Among the lesser known songs recorded by the Beatles in the spring or summer of 1960, they did a "jazz standard" called "I Will Always Be in Love with You". According to one source I found, it was first done by somebody named Morton Downey in the late '20s, but it's been speculated that the Beatles learned it from the version by Fats Domino.
This song is an example of The Beatles performing songs that predate the rock 'n' roll era, which are mostly pop tunes on the jazzy side, and reflect the influence of the music their parents knew. In particular, there's some possibility that Paul's father, who performed in a jazz band, taught him the song- or it could very well have been John's mother, who knew some chords on the banjo.
From the sounds of it, John was trying to imitate Elvis.

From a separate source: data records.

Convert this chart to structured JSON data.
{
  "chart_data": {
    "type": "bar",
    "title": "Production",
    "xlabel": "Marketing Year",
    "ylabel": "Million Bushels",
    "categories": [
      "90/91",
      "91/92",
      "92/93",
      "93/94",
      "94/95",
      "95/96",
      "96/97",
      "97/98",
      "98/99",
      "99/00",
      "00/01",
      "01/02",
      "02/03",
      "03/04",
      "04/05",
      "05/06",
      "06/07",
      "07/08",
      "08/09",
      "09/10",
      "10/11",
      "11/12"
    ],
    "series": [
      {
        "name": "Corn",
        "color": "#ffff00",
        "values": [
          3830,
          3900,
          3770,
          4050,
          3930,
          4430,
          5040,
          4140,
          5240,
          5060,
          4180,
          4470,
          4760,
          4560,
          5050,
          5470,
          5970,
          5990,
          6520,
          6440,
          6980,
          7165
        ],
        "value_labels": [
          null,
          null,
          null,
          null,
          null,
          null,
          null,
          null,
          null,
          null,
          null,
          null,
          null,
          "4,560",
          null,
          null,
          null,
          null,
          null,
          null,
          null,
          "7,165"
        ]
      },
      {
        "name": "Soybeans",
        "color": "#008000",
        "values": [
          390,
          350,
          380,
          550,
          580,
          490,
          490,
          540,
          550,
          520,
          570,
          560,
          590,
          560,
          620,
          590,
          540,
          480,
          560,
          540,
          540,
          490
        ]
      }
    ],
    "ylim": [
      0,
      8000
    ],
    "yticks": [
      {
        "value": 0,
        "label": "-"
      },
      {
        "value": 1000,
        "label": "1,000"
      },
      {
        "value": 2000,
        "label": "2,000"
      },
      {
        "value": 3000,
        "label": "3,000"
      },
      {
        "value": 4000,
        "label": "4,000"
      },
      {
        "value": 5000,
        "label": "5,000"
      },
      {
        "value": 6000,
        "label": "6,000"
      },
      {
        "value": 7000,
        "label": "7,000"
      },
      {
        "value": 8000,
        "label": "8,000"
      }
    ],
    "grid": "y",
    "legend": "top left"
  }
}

Unfortunately, for the life of me, I cannot find any recorded version available to listen to that predates the Beatles version anywhere, so I guess if you wanna hear it, you'll have to buy some Fats Domino collection... which makes me dubious about it being called a "standard". I managed to hear at least a sample of it on Allmusic's entry for Bear Family's Out of New Orleans, which I recommend for completists like me. I'm not so sure if the Beatles were trying to copy it, what with the Elvis stutter, but I don't see why they couldn't have learned it from his version...
Of course, if you're desperate, there are a couple covers on YouTube made after 1960.